Andy Bausch: The shooting was March to June 2022. It was not affected by COVID. I recall that one morning all of a sudden half of the crew was wearing masks… again! I did not, nor did the actors - I had my third vaccination and was not afraid. That was for half a morning and then the message was, the one [who tested] positive was one of the decoration people, who was preparing the set a day or two before. You have to know, even when you have a crew of 70 people, only about 30 are on set, when shooting scenes.

Chronicle.lu: On what film project(s) are you currently working? Maybe a return to documentaries or further drama?

Andy Bausch: I had a documentary project about the value of photography now and 100 years ago. That was exactly in the beginning of the pandemic. I did not get the money to do it. So that was my last undone documentary. Actually, I’m writing the next drama, yes you may call it so, why not. As they say, after the game is before the game.

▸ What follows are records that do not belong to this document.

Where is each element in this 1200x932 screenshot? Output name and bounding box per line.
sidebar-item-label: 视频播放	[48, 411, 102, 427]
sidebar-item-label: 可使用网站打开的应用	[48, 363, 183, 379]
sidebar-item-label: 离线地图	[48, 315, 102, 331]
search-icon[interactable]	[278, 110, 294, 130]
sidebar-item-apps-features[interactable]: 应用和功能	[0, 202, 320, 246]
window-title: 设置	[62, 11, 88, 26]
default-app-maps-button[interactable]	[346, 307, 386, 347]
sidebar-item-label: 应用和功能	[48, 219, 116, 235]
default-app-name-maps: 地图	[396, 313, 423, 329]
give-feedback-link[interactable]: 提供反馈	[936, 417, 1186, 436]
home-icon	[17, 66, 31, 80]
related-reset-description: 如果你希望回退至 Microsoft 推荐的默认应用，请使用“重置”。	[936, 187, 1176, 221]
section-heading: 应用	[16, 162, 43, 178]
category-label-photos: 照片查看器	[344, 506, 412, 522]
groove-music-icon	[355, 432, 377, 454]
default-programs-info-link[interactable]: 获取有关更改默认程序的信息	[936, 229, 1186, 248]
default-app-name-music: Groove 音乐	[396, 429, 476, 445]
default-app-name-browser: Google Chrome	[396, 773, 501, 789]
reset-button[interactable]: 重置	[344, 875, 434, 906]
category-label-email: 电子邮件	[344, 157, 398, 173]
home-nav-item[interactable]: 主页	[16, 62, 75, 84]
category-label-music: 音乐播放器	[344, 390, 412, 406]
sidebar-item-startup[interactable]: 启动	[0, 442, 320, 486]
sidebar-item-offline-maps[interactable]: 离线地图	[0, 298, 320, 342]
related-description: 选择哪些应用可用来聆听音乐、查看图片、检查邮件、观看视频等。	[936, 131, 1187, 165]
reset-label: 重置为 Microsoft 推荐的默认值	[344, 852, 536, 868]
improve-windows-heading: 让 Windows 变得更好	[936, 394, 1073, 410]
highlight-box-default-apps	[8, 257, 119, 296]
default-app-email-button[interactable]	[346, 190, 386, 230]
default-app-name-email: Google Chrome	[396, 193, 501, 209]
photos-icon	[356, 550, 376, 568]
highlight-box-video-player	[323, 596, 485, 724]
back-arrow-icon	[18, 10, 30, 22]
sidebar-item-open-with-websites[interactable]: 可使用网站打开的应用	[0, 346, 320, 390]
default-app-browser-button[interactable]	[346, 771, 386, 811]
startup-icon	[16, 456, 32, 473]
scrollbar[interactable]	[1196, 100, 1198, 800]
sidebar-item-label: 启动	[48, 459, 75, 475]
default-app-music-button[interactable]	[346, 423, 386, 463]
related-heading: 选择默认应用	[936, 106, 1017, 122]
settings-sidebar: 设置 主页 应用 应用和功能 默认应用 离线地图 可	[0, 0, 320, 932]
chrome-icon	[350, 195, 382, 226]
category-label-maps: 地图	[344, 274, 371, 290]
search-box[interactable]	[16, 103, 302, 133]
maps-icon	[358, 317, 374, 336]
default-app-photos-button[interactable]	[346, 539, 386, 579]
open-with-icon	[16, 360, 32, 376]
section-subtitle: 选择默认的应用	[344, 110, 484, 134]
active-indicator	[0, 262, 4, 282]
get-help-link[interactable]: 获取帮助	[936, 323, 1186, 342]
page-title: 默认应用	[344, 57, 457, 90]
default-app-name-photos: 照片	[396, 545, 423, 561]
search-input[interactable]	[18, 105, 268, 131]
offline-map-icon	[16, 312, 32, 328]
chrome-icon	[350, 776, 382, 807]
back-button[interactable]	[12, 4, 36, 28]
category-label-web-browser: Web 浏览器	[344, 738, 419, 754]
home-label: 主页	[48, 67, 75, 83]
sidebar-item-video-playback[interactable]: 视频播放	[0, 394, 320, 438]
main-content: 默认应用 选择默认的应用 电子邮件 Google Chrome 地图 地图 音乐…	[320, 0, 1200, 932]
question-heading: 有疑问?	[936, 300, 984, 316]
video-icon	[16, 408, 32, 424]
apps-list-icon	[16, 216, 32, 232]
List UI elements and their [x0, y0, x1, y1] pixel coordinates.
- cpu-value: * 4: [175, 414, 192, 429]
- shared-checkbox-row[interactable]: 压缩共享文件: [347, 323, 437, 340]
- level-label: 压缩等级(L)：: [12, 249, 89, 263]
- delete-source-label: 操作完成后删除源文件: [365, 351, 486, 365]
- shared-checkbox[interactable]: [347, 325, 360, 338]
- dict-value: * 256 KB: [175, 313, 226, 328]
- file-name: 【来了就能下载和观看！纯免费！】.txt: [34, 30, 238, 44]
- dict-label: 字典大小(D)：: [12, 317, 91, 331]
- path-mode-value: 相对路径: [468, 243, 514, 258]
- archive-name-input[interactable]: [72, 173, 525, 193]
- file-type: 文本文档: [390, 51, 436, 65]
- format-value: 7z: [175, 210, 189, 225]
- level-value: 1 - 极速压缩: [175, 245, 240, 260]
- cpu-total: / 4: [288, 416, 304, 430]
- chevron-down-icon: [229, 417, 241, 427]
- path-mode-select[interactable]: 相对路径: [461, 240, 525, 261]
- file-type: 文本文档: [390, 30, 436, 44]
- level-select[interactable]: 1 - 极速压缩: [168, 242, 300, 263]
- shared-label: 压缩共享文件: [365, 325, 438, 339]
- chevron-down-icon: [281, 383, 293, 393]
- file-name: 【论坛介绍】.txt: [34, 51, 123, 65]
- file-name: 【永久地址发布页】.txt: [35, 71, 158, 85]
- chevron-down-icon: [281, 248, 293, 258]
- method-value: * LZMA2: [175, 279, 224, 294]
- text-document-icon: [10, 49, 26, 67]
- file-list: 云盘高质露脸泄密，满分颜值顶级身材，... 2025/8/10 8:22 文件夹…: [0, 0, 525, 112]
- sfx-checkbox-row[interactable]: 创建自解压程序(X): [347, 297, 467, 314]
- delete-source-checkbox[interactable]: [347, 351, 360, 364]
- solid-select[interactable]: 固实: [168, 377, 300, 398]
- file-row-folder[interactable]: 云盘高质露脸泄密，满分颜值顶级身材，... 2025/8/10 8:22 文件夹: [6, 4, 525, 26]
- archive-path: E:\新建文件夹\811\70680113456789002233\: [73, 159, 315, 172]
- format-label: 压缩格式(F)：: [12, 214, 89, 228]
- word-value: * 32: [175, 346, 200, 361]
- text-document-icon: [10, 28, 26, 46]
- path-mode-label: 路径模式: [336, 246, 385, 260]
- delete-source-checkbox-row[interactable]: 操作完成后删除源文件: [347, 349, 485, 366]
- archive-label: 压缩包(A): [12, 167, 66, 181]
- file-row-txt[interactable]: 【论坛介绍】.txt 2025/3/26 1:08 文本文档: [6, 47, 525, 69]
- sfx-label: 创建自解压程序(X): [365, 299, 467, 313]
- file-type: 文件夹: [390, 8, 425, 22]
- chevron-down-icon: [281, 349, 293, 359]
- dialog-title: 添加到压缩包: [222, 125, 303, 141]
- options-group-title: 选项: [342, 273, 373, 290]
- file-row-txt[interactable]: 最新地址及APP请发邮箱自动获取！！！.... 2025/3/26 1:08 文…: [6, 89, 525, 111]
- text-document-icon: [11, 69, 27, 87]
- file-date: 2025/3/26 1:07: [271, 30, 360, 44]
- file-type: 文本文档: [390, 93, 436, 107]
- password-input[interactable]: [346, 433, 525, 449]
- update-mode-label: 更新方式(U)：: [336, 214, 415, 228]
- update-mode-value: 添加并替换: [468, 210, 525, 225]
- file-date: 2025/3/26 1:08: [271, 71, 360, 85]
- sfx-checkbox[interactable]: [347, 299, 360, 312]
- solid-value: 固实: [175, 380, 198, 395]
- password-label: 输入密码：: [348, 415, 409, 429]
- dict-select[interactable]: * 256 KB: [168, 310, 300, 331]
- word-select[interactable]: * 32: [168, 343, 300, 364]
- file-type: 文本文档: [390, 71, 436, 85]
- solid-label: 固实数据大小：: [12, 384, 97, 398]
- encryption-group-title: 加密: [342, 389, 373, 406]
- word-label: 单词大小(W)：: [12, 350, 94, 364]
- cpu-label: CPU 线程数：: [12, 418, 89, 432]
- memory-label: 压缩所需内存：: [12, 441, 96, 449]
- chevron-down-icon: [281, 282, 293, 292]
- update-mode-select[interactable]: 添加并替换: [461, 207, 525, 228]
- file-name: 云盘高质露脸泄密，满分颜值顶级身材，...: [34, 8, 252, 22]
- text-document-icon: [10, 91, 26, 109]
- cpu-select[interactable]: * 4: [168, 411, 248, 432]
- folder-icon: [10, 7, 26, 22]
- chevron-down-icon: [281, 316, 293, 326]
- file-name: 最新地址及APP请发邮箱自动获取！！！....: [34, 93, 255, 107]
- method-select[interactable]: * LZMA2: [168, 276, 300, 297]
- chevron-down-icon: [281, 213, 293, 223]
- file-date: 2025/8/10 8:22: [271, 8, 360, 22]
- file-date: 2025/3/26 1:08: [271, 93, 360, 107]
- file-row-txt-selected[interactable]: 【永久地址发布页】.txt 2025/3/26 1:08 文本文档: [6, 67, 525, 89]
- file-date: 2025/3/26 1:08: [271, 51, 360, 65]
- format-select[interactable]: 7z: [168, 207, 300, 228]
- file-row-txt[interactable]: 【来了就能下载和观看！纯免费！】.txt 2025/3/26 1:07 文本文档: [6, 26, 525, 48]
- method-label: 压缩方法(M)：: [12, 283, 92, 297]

During the Q&A, after the screening of Little Duke, Andy Bausch and co-producer Paul Thiltges elaborated on how they chose filming locations. They noted that the chosen pub location in Pfaffenthal is an “old, charming house” that they built in their studio located in Kehlen, for ease of access and the possibility of filming from any angle, but also for other reasons such as having a quiet environment, fans for air circulation. They discussed how realistic and ideal this location was (with real-sized photographs of the street behind the pub windows, making it look like the real location in Pfaffenthal) and explained that their set decorator measured every corner of the house director Andy Bausch fell in love with, to recreate it in the studio down to every detail. “Everything was working – when we had to tear it down, we thought about putting it somewhere as a real pub. Unfortunately, it would not have been safe. It had to be destroyed, but it was one of our favourite locations to film on,” Paul Thiltges said. They added that they “almost cried” when it had to be torn down.